I turned to thank her, but could not when I saw her face. It was very pale; there was something inexpressibly sad about her mouth, and her eyelids drooped heavily, like one weary from a great struggle. Feeling for the moment like one guilty and ashamed before her, as if I had done her wrong, "It is going to be very hard for you," I said.

"Never mind about that," she answered quickly. "We will talk about that. I knew, though I did not wish to know, that it was best for Faith. Your hands about my neck have settled it. Where the work is there the labourer must be. It is quite plain now. I have been talking it over with them all the afternoon; it seems to be what they want."

"With them"? I started at the words; who had been in her lonely chamber? Ah, it is simply real to her. Who, indeed, but her Saviour and her husband?
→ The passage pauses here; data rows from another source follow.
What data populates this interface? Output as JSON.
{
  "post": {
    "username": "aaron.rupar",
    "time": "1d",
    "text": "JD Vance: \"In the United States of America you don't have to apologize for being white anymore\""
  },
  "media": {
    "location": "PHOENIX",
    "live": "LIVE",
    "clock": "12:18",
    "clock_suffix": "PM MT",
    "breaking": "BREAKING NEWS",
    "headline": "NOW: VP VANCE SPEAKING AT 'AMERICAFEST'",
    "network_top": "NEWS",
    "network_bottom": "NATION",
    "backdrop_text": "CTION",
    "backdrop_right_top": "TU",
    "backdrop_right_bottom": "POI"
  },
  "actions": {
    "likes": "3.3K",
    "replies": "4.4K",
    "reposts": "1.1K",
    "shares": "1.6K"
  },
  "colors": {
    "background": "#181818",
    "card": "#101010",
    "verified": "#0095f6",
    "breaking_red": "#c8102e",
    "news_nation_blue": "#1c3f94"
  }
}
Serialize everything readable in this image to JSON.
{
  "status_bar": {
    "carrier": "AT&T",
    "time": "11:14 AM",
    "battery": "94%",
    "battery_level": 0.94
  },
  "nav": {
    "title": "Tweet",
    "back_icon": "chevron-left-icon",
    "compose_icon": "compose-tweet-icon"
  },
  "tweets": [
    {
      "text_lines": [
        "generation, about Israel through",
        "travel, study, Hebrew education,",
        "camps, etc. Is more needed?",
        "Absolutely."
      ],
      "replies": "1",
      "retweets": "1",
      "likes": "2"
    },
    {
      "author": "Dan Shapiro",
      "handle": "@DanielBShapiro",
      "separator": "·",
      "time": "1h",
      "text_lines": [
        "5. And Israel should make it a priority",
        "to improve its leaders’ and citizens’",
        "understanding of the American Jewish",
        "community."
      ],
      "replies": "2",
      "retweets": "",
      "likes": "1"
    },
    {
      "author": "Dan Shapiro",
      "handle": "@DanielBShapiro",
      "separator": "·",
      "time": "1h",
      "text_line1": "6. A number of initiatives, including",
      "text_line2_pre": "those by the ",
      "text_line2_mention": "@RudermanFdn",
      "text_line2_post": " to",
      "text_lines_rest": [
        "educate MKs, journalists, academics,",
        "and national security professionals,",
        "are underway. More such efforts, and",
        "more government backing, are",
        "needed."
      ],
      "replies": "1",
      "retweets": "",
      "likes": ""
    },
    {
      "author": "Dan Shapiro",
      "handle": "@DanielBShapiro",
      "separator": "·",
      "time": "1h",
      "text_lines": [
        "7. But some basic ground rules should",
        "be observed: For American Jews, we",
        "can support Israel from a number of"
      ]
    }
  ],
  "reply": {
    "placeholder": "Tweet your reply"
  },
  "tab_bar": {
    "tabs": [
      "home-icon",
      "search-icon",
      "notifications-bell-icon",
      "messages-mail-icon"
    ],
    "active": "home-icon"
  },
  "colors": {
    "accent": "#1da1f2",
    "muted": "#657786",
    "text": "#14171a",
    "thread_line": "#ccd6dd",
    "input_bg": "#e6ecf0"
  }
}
She did not seem inclined to talk, and stole away from me presently, and out of doors; she was wrapped in her blanket shawl, and had thrown a shimmering white hood over her gray hair. I wondered where she could be going, and sat still at the window watching her. She opened and shut the gate softly; and, turning her face towards the churchyard, walked up the street and out of my sight. She feels nearer to him in the resting-place of the dead. Her heart cries after the grave by which she will never sit and weep again; on which she will never plant the roses any more. As I sat watching and thinking this, the faint light struck her slight figure and little shimmering hood again, and she walked down the street and in with steady step. When she came up and stood beside me, smiling, with the light knitted thing thrown back on her shoulders, her face seemed to rise from it as from a snowy cloud; and for her look,—I wish Raphael could have had it for one of his rapt Madonnas.

"Now, Mary," she said, with the sparkle back again in her voice, I am ready to be entertaining, and promise not to play the hermit again very soon. Shall I sit here on the sofa with you? Yes, my dear, I am happy, quite happy."

So then we took this new promise of home that has come to make my life, if not joyful, something less than desolate, and analysed it in its practical bearings. What a pity that all pretty dreams have to be analysed! I had some notion about throwing our little incomes into a joint family fund, but she put a veto to that; I suppose because mine is the larger. She prefers to take board for herself and Faith; but, if I know myself, she shall never be suffered to have the feeling of a boarder, and I will make her so much at home in my house that she will not remember that it is not her own. Her visit to Norwich she has decided to put off until the autumn, so that I shall have her to myself undisturbed all summer.

page 44

I have been looking at Roy's picture a long time, and wondering how he would like the new plan. I said something of the sort to her.

"Why put any 'would' in that sentence?" she said, smiling. "It belongs in the present tense."

"Then I am sure he likes it," I answered,—"he likes it," and I said the words over till I was ready to cry for rest in their sweet sound.